There is an increasing interest to investigating single cells, especially over substantial time periods (e.g., days). Microfluidics allows for numerous and creative solutions. In some embodiments, small populations or even single cells are organized into grids, or other organized geometries, where time lapse microscopy and other analyses may be used to monitor and analyze these cells (e.g. monitor their number, morphology or fluorescence variation over time.) In some microfluidic experiments, cells are separated physically or chemically.
Microfluidic devices separate and or interact with cells, other biomolecules, samples, or reagents both spatially and via chemical reactions. Microfluidic devices may offer further insights into the cellular machinery, without the limitation of biochemical cross-talking.
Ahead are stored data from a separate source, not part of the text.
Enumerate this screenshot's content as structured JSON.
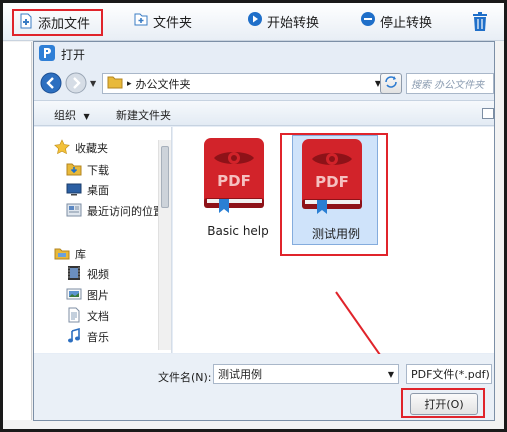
{
  "toolbar": {
    "add_file": "添加文件",
    "folder": "文件夹",
    "start": "开始转换",
    "stop": "停止转换"
  },
  "dialog": {
    "title": "打开",
    "path": "办公文件夹",
    "search_placeholder": "搜索 办公文件夹",
    "organize": "组织",
    "new_folder": "新建文件夹",
    "nav": {
      "favorites": "收藏夹",
      "downloads": "下载",
      "desktop": "桌面",
      "recent": "最近访问的位置",
      "libraries": "库",
      "videos": "视频",
      "pictures": "图片",
      "documents": "文档",
      "music": "音乐"
    },
    "files": [
      {
        "name": "Basic help",
        "badge": "PDF",
        "selected": false
      },
      {
        "name": "测试用例",
        "badge": "PDF",
        "selected": true
      }
    ],
    "filename_label": "文件名(N):",
    "filename_value": "测试用例",
    "filetype": "PDF文件(*.pdf)",
    "open_button": "打开(O)"
  },
  "colors": {
    "highlight_red": "#e0242b",
    "pdf_red": "#d2232a",
    "pdf_dark": "#8e1218",
    "bookmark_blue": "#2a7fd4",
    "selection": "#cfe3fa"
  }
}
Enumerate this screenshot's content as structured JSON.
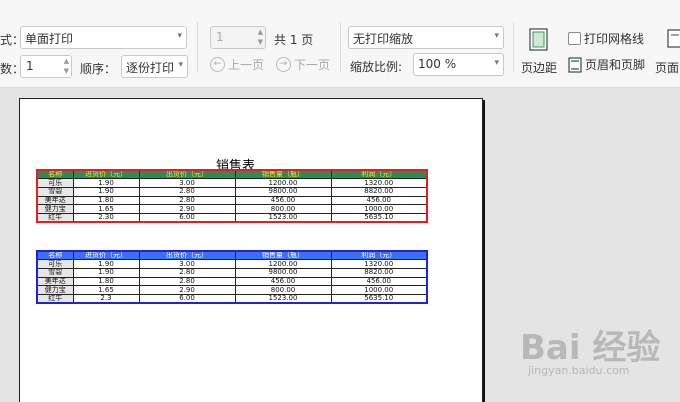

Microfluidic devices are designed to precisely control and manipulate fluids in a geometrically constrained platform. Channels in some devices are microns wide or narrower. Liquids in these channels may be measured in nanoliters or picoliters, i.e., the scale of some typical laboratory science experiments or in inkjet printers.
In some known microfluidic devices the geometric constraints promote environments distinct from those in non-microfluidic devices. The microfluidic environment may differ from the non-microfluidic environment in such ways as laminar flow, surface tension, energy dissipation, diffusion, and fluidic resistance. In a microfluidic environment the flow rate of fluids may be inversely proportional to the square of the area of the channel cross section. In a microfluidic environment fluids may not mix, even when situated side-by-side to one another.
Some known microfluidic devices use capillary action to control or manipulate fluids. Other devices use micropumps or microvalves. Microfluidic devices provide for numerous applications, including for use in biological reactions and the analysis of biomaterials.
Microfluidic devices may be constructed using a variety of manufacturing methods, one such method being, for example, soft lithography. A soft lithography process generally refers to the construction of devices, wherein the construction may employ some techniques similar to standard lithography, i.e., the use of light to transfer structure detailed in a mask onto a silicon wafer. Soft lithography typically employs an elastomer, e.g., a polymer with visco-elasticity, most notably polydimethylsiloxane (PDMS). Soft lithography is generally used to construct features from a wafer die containing a desired pattern, e.g., a pattern that may be appropriate in a microfluidic device, or a stamp for creating such a pattern.
Microfluidics may enable portable analysis devices with short sample-processing times. Microfluidics may provide lab-on-a-chip point-of-care functionality. For example, medical analyses may be able to be conducted at or near the site of the patient care. Other functionality may include immuno-assays, nucleic acid based molecular diagnostics, including application of reverse transcription polymerase chain reaction (RT-PCR) or florescence in-situ hybridization (FISH).